The Grafbase Gateway offers ways to limit the number of requests per time window either globally or per subgraph. You can define the limit in memory per gateway instance or utilize a Redis backend to share the limit state with multiple gateway instances. Read more on global rate limit configuration and per-subgraph rate limit configuration.

Using In-memory Rate Limiting

The default in-memory rate limiter uses the generic cell rate algorithm, which is a leaky bucket type scheduling algorithm. This method accurately limits sudden request bursts even before the current time window reaches its limit. It provides the fastest performance because the engine requires no network requests per GraphQL operation. When you restart the gateway with the in-memory rate limiter, the rate limit data starts empty.

Using Redis for Rate Limiting

If you need to run multiple gateways and share the rate limit data with all of them, configure the gateway to use Redis as the rate limiter backend. Read more on configuring Redis for rate limiting.

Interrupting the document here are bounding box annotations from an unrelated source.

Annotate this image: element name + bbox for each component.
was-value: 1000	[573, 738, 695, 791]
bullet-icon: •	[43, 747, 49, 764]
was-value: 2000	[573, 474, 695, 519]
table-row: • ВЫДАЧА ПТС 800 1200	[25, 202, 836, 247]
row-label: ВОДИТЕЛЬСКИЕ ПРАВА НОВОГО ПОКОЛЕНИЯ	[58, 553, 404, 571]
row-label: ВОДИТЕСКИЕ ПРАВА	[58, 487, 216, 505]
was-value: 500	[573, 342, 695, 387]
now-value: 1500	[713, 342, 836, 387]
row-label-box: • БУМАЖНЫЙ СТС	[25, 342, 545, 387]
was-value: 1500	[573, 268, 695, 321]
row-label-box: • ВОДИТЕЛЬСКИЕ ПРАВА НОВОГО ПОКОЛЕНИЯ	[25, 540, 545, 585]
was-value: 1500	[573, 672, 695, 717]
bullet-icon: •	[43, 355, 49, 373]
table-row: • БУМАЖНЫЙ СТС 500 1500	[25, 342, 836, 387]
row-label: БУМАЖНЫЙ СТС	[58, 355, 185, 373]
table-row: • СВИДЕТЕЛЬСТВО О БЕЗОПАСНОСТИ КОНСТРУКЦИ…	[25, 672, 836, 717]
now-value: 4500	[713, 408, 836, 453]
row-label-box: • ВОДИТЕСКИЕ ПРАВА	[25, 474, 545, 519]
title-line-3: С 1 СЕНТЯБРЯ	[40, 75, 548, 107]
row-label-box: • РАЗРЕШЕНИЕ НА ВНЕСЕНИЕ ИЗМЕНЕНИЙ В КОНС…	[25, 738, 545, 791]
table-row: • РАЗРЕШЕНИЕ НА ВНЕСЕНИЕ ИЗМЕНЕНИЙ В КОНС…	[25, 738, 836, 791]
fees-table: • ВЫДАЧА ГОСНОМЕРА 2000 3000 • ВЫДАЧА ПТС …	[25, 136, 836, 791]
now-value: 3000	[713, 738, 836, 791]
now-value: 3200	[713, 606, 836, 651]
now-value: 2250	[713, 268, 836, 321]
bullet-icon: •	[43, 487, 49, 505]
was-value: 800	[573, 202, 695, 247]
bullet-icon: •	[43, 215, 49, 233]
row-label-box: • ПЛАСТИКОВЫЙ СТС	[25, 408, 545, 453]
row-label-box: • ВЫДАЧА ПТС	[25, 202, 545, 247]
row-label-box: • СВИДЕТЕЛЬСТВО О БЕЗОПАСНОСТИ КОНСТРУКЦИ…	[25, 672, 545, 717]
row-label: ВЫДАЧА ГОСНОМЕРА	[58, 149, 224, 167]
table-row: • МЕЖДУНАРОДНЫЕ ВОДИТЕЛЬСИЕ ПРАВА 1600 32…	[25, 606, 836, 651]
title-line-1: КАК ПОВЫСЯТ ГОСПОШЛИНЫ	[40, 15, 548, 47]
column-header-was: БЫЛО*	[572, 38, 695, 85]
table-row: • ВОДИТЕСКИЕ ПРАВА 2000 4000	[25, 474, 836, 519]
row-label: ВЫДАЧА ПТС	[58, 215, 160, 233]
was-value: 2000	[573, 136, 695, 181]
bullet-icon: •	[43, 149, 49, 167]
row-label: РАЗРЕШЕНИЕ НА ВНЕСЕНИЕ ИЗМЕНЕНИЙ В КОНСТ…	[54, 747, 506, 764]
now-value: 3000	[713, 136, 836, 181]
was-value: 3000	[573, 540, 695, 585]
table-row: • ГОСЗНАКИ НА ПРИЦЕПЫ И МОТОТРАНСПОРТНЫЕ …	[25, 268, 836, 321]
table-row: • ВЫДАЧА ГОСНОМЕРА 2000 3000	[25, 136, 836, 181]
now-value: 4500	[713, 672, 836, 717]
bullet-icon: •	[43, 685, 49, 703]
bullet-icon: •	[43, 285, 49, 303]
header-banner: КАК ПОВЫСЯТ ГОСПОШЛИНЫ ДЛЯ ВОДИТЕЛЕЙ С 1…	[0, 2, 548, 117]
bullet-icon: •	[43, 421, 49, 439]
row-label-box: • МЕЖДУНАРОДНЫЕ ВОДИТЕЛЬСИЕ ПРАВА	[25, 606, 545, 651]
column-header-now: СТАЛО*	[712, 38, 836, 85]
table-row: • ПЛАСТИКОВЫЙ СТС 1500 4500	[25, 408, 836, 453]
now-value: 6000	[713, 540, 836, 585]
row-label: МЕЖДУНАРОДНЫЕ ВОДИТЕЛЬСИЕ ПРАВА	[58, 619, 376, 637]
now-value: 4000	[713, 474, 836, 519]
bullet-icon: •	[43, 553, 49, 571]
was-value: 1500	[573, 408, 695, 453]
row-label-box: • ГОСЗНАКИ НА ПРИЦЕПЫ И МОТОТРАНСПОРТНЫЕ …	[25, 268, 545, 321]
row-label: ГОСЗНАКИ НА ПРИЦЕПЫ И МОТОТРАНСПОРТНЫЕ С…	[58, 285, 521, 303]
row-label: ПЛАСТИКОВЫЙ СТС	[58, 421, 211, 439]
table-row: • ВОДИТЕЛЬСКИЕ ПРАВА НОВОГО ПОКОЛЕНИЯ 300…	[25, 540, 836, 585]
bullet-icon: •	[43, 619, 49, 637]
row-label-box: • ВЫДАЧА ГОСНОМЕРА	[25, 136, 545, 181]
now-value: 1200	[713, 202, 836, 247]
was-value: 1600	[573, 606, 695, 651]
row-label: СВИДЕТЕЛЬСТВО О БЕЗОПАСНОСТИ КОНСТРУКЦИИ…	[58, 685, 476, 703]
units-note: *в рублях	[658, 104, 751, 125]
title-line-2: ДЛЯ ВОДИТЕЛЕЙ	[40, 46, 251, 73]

The Redis implementation uses an averaging fixed window rate limiting, which is different from the generic cell rate algorithm of the in-memory implementation. The Redis implementation generates two temporary keys to the database:

{key_prefix}:{subgraph:subgraph_name || global}:{current_time_bucket}
{key_prefix}:{subgraph:subgraph_name || global}:{previous_time_bucket}

The system fetches both values in a single Redis request, counts how far we are in the current time window, and calculates an averaged request count. The algorithm prevents spikes at the window border with an accuracy of a few percent.

Adding to the counter in the current time bucket happens off-thread, and the system deletes the buckets from the database after the time window ends.

The rate-limiting happens in a hot path, so the Redis server should be as close as possible to the gateway instances. Avoid using TLS for the counters to reduce the number of round trips to the Redis server.